44. On the question of whether the information came from “minutes” or not. Ms Stirling provides one dictionary definition but there are others that stress their more formal status. (e.g from BusinessDictionary.com: “The Permanent, formal, and detailed (although not verbatim) record of business transacted, and resolutions adopted, at a firm's official meetings such as board of directors, manager's, and annual general meeting,”)
45. It would have been preferable to call them notes, rather than minutes, in the article but they were clearly more than just the view of an individual. The document presented byThe Listener in support of its argument is a detailed account of the meeting. Clearly the evidence the magazine relied on in this instance was more than just the views of an individual after the meeting as the college implies.

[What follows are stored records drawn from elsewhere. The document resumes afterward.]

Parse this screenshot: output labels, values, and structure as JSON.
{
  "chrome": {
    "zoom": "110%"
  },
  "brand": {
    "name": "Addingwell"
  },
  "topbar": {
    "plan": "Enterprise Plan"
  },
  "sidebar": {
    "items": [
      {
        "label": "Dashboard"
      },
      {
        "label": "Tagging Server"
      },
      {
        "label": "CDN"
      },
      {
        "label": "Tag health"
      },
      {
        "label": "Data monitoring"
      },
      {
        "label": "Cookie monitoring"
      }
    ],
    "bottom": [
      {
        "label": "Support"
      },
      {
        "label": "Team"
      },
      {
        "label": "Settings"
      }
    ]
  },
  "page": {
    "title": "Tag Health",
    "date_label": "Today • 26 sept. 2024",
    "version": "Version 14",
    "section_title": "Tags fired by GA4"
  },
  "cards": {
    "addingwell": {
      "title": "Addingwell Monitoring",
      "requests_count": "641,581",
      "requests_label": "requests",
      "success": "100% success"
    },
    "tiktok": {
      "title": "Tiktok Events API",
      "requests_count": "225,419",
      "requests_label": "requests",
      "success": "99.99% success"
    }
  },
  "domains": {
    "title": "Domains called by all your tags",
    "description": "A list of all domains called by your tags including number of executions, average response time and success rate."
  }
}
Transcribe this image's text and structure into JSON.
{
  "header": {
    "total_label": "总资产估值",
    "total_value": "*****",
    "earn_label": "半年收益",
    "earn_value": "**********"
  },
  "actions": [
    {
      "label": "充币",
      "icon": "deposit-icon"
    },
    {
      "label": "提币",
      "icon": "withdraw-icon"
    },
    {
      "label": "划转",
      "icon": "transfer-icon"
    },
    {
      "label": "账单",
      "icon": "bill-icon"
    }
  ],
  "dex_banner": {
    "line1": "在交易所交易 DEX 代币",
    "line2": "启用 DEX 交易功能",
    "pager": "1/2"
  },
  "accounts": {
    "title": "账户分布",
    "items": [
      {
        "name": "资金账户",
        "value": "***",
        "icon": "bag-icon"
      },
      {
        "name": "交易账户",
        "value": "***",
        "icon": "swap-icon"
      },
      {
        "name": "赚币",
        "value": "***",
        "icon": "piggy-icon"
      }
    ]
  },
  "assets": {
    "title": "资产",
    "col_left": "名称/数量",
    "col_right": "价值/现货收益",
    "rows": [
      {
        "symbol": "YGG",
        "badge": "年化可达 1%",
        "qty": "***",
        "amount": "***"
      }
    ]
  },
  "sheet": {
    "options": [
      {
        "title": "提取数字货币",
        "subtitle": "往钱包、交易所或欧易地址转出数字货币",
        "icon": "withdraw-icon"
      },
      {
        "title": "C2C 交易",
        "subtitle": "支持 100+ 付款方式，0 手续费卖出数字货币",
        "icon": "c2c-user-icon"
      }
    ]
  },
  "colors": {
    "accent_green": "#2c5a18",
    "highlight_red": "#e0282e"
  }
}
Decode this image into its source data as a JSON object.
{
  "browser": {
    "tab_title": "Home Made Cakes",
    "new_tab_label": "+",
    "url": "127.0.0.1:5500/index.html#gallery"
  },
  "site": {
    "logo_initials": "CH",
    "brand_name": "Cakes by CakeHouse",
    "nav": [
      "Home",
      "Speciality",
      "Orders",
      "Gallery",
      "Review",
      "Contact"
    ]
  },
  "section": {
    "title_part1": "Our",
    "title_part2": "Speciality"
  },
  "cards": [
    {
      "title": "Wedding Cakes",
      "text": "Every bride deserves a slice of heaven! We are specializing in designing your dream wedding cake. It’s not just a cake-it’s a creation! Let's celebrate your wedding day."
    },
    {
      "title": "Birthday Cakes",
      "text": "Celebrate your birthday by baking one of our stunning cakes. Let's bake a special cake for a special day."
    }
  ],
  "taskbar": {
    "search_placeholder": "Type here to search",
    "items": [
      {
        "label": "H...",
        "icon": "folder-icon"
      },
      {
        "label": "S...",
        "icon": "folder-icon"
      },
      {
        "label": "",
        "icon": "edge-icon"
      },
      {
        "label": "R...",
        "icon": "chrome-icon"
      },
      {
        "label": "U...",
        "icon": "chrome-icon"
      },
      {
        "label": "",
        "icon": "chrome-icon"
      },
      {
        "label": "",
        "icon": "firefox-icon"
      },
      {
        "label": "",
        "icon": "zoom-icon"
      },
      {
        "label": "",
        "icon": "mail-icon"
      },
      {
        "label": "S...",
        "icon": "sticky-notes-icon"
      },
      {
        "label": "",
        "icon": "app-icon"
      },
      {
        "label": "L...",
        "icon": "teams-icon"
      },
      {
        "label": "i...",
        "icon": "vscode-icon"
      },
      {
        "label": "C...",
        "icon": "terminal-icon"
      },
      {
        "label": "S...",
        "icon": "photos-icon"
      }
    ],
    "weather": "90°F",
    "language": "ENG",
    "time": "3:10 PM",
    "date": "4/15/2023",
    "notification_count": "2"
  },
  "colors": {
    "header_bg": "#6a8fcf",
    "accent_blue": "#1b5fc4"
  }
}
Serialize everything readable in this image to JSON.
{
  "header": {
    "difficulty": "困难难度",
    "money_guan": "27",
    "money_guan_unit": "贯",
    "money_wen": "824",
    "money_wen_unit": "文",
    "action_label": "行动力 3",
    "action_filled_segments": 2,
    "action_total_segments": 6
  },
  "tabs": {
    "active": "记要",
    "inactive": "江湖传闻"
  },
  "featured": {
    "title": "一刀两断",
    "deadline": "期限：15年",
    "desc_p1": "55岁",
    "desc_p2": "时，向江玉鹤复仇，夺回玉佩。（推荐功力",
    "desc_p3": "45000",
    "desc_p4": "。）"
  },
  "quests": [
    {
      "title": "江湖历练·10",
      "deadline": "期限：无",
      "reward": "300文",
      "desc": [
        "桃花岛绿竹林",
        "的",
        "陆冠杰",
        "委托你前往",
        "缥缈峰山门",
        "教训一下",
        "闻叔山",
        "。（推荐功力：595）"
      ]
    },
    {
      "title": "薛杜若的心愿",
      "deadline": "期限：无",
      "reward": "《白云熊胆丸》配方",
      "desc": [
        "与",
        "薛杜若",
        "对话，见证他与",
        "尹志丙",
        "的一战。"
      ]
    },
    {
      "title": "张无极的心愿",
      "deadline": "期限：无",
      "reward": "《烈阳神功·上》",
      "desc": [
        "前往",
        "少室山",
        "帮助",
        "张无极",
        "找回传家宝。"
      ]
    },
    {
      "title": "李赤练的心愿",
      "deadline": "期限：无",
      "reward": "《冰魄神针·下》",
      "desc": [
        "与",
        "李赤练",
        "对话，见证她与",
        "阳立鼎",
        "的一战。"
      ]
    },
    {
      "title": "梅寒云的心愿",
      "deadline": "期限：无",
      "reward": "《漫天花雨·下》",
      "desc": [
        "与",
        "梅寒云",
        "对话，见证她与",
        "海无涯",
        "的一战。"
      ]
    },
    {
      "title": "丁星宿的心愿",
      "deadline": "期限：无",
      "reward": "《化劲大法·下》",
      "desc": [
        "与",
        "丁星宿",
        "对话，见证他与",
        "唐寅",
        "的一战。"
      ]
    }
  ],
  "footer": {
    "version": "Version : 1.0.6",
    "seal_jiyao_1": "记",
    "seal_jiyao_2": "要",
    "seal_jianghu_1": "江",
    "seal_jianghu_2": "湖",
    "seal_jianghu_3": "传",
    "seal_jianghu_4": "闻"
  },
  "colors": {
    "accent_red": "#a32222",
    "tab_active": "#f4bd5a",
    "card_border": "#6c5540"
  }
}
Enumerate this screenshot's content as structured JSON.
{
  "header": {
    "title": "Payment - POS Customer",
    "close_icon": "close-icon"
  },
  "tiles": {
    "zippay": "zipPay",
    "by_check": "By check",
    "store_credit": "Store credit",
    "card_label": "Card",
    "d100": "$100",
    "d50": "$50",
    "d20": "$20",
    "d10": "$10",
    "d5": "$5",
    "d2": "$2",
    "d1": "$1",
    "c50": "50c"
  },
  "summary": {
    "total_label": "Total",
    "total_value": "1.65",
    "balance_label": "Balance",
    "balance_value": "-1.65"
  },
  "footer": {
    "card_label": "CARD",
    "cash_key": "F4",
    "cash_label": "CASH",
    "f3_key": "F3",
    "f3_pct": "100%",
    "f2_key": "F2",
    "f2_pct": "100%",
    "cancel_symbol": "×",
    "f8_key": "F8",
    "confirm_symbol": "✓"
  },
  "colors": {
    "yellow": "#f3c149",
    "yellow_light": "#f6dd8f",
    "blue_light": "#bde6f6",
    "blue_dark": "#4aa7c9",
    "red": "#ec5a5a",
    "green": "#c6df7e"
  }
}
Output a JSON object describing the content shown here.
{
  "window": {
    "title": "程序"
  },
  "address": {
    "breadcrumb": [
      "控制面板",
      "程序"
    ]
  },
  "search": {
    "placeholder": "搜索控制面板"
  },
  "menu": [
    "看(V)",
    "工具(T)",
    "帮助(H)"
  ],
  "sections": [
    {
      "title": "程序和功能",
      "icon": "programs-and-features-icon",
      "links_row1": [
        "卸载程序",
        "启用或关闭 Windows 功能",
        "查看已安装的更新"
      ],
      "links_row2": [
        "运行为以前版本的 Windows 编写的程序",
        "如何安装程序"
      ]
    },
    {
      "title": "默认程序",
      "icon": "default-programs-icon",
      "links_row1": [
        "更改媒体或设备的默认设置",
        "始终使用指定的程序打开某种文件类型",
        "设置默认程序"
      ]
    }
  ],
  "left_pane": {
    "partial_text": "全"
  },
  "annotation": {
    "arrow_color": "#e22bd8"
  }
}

46. The Council believes readers were not materially misled by the record of the meeting being described as “minutes”.
47. It is regrettable that early in the article the magazine in error referred to the paper’s findings as highlighting the risks to babies delivered by midwives, and that may have coloured readers’ perceptions of the rest of the article and the research.
48. However, the magazine has acknowledged the error and printed a correction, albeit not in terms wholly accepted by the complainant. The article read as a whole provides an accurate account of the research in that regard.
49. In relation to principle 6 (headlines and captions)the Council upholds the complaint.
50. It is acknowledged that magazine covers and the cover lines that appear on them are normally striking and more attention-grabbing compared to headlines on articles.
As such they may, for instance, stress one controversial or compelling aspect of the article they seek to promote and may be granted some leeway under Principle 6.
51. But in this case the Council believes The Listener went too far. While each of the coverlines and subheadlines in isolation referred to key elements of the article, taken as whole the front page in particular conveys a much more negative view of midwifes, the level of risks posed by midwife-led care and the changes to maternity care in the 1990s - further exacerbated by the "hippy" couple and their placard - than the substance of the article, the range of views it canvassed or the research on which it was based.
Press Council members considering the complaint were Sir John Hansen, Liz Brown, Peter Fa’afiu, John Roughan, Marie Shroff, Vernon Small, and Tim Watkin.
Ruth Buddicom and Sandy Gill took no part in the consideration of this complaint
Jenny Farrell and Mark Stevens stood down to ensure public member majority.